Urrea's a skilled writer, so it wasn't lack of it that may leave you dissatisfied. He's going in for whimsy, timelessness, and magic, but it can come off as unstructured and leave a reader feeling like they're floating in a bubble, directionless, things just happening to characters without us knowing why.

Yes, life is like that, but literature less so, because try as the latter might to reflect the former, they are inherently different.

When Teresita's bumpkin husband dubs her "Queen of America," he doesn't mean it nicely. He means that the commercialization of her life and powers - encouraged by him - have divested the saint of what Jack Kerouac would have called her "fellaheen" self, her spirit origin, her attachment to the earth beneath Manhattan's concrete, the buried Manahatta she ignores.
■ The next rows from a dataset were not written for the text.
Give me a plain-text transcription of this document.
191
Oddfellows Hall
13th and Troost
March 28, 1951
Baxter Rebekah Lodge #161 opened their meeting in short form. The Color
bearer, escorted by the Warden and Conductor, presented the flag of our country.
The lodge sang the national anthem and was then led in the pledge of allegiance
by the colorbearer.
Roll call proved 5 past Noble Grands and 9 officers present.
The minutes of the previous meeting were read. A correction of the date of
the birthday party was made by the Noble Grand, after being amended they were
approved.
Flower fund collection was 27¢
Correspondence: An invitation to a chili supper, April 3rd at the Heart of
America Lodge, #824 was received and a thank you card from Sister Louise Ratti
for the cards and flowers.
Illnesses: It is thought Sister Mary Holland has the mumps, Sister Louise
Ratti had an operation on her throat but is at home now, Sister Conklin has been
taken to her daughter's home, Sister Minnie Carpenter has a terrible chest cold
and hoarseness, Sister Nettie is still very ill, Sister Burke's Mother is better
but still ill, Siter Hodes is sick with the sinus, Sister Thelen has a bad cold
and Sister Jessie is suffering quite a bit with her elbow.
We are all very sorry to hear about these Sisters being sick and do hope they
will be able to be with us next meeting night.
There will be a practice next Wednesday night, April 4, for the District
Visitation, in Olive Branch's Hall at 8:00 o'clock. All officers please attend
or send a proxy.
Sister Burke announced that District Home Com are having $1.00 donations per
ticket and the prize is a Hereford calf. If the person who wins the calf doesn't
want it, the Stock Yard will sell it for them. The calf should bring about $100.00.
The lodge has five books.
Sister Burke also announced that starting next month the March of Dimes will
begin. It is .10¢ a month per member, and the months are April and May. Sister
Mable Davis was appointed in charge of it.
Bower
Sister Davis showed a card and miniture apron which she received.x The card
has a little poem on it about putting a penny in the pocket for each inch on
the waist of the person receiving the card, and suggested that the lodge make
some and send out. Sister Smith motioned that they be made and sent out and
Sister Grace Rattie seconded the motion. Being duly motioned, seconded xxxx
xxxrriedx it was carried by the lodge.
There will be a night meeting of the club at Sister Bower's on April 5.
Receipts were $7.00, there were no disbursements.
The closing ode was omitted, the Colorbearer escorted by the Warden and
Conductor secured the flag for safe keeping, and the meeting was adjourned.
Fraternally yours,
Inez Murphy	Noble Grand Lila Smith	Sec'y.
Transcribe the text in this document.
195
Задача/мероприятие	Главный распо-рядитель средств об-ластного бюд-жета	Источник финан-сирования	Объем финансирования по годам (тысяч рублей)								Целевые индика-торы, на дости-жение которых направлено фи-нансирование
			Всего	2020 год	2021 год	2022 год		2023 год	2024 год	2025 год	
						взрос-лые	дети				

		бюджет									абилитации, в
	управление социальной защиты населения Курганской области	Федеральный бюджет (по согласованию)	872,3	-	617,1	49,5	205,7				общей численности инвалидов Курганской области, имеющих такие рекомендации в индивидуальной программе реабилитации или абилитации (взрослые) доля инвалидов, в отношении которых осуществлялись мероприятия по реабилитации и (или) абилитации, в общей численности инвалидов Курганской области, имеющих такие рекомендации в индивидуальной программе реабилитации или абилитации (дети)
This process of deracination is promoted by more clownish characters, pin-striped American businessmen dealing in exploitation, thuggery, and bad manners.

They lodge Teresita in San Francisco and then St. Louis where she meets Geronimo and sees the World's Fair. Next is New York where she becomes an exotic to the Vanderbilts and others. Signposts of the time and places are served up to she and to us.

Because of how deeply engrained it is in the national psyche, it is unlikely Mexican literature will cease to remind itself, Mexicans, and those of us in el norte, about the ironic burden of coexistence with these "pinche" gringos; to need them yet loathe them, to eat their carrot, but feel their stick, etc. etc. etc.

And that familiar meme is a strong part of the message here: the identity-robbing realities of modernity, which are thrown into relief by a simple border crossing (northward).

Teresita goes home to complete a kind of universal circle and close a book that is a long road show, that loses in dramatic tension what it gains in ambient flavor.

This is an exile's journey through the late nineteenth century United States, with all that seeing it through a Mexican Indian's eyes might signify, a carnival show rolling before our eyes, some things related, foreseen or foreshadowed, others fragmented in the way scenes from a sojourn can be fragmented.